Summary of earthquake in Turkey and Syria on February 12

Summary of earthquake in Turkey and Syria on February 12, 2023: more than 34,000 dead and tens of thousands injured in

The WHO is awaiting final approval to send supplies to rebel-held north-west Syria

WHO Director Tedros Adhanom Ghebreyesus (centre) accompanied by Syrian Health Minister Hassan al-Ghabash (centre left) visits an area in the northern city of Aleppo February 11, 2023, days after a deadly earthquake struck Turkey and Syria. (Source: AFP via Getty Images)

The World Health Organization (WHO) says it is awaiting final approval to send cross-shipments to northwest Syria, where rebel groups in the control area of ​​the country’s long-running civil war and aid shipments have encountered obstacles.

The WHO hopes its director-general, Tedros Adhanom Ghebreyesus, will soon be able to travel to rebel-held areas hit by Monday’s devastating earthquake, the organization said on Sunday.

Tedros and a team of senior WHO officials arrived in Aleppo on Saturday on a humanitarian aid flight carrying more than $290,000 worth of emergency and surgical kits.

Rick Brennan, WHO regional director for emergencies, told a news conference in Damascus on Sunday that there had been no “cross-transmissions” in north-west Syria since Monday’s earthquake.

“We have one planned for the next few days. We’re still negotiating to get it working,” Brennan said, adding that ahead of the quake, the WHO “plans to significantly expand our crossover work.”

According to Brennan, the WHO has the approval of the Syrian government in Damascus but is awaiting “approval… from the authorities on the other side”.

“We’re working very, very hard to negotiate that access,” Brennan said.

On Sunday, UN Emergency Relief Coordinator Martin Griffiths tweeted that “trucks with UN support are arriving in north-west Syria,” posting images of trucks loaded for cross-border supplies. He was “encouraged by the expansion of convoys from UN transshipment centers to the Turkish border,” the aid chief said, but stressed the need to “open more entry points” for aid to arrive faster.

Raed Al Saleh, head of the White Helmets volunteer organization, echoed the call in a tweet on Sunday. Al Saleh said that after meeting Griffiths at the Turkish-Syrian border on Sunday, his group appreciated the “apologies for the shortcomings and mistakes.” He called on the UN to act now, outside the Security Council, to open “three crossing points for emergency aid” in north-west Syria.

A healthcare system already in trouble: The WHO official reiterated that even before the earthquake, only 51% of medical facilities in government-controlled Syria were fully operational, with around 25% to 30% being only partially utilized. He said that while the WHO doesn’t have access to the same data when it comes to healthcare in the North West, it estimates “probably similar numbers” in terms of capacity.
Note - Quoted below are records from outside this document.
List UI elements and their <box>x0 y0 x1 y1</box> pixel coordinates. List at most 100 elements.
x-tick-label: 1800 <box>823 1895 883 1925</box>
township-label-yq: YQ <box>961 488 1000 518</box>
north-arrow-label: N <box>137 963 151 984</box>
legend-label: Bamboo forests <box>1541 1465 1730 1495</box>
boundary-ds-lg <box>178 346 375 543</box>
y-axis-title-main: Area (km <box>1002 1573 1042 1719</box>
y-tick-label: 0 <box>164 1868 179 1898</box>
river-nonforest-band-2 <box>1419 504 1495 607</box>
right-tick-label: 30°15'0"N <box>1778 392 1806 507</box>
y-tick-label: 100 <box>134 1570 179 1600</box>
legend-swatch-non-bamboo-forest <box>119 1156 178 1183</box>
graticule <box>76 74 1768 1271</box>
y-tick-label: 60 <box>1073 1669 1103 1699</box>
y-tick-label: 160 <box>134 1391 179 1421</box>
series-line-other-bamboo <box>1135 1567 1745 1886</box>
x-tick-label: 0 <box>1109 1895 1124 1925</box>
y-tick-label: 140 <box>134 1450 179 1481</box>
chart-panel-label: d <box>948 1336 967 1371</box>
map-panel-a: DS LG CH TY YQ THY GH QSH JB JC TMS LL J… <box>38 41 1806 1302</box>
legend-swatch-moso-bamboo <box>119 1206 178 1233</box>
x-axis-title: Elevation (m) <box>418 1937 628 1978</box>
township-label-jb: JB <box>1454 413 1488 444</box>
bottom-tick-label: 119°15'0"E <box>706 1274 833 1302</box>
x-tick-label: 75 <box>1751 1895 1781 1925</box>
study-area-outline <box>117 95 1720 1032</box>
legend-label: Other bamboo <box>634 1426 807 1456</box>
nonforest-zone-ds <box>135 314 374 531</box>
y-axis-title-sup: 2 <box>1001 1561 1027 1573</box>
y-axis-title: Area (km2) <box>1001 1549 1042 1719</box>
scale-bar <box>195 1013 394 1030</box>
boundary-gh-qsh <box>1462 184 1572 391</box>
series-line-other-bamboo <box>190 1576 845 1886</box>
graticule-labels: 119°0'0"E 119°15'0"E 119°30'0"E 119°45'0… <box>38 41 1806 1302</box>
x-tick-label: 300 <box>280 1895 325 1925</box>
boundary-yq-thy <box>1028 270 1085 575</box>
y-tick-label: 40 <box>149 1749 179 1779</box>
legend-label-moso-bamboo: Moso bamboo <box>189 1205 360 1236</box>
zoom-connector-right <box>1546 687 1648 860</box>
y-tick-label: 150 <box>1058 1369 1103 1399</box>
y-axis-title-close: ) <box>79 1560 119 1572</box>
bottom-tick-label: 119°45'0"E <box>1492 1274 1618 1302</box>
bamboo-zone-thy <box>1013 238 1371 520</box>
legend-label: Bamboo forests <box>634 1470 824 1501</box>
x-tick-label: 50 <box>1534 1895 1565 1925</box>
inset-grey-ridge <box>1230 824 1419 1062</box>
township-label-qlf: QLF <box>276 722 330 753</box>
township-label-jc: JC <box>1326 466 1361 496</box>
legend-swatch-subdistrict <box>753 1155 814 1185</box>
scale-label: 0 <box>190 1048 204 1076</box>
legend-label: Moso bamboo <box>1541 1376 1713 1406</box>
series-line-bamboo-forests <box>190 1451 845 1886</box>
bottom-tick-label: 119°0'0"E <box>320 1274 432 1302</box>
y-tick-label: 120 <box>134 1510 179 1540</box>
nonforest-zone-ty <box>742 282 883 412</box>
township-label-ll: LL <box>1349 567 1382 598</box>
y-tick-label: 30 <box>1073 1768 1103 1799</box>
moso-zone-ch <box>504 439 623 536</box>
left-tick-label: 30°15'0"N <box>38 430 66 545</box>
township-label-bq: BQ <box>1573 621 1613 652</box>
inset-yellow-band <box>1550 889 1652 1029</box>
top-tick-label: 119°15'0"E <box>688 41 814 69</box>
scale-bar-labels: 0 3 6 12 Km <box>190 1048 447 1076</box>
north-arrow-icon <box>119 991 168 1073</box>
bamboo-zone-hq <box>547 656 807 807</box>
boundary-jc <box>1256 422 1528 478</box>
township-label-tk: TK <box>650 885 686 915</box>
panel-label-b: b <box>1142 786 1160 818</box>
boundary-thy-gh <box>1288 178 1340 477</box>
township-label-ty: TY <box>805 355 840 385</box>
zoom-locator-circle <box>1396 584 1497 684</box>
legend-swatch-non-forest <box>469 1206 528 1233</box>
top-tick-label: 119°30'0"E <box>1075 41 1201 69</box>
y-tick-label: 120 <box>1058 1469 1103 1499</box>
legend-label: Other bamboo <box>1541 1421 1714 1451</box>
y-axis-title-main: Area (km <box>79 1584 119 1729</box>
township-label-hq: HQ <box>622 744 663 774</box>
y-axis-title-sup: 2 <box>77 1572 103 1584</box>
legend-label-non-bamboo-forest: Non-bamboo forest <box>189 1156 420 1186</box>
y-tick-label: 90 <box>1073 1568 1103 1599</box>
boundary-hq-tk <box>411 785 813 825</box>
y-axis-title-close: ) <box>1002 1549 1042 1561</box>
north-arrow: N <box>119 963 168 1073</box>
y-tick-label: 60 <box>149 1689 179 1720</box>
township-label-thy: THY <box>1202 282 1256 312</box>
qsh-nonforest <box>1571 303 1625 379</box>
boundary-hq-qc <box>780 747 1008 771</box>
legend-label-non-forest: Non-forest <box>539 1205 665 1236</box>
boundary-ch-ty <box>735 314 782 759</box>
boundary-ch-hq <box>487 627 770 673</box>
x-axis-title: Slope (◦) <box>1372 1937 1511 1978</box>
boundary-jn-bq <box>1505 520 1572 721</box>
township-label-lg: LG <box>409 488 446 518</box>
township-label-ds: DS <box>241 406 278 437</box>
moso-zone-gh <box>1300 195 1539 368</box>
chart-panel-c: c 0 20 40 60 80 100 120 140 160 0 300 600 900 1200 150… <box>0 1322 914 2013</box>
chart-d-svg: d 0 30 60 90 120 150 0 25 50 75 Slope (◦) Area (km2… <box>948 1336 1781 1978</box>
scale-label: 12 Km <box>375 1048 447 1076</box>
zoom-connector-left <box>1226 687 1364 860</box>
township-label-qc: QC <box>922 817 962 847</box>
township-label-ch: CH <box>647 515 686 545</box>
“I think this is one of those cases where 10 years of war or 10 years of instability has pulverized this healthcare system to the point where it just can’t function properly anymore,” said Mike Ryan, executive director of the program. WHO Health Emergencies.

“It’s not just the physical damage to the infrastructure itself, but also the loss of wages, the loss of training. And there was this ‘death by 1,000 failures’ in the system, and then the system responded admirably to its massive impact from a catastrophe, but there’s not much people can do,” Ryan said.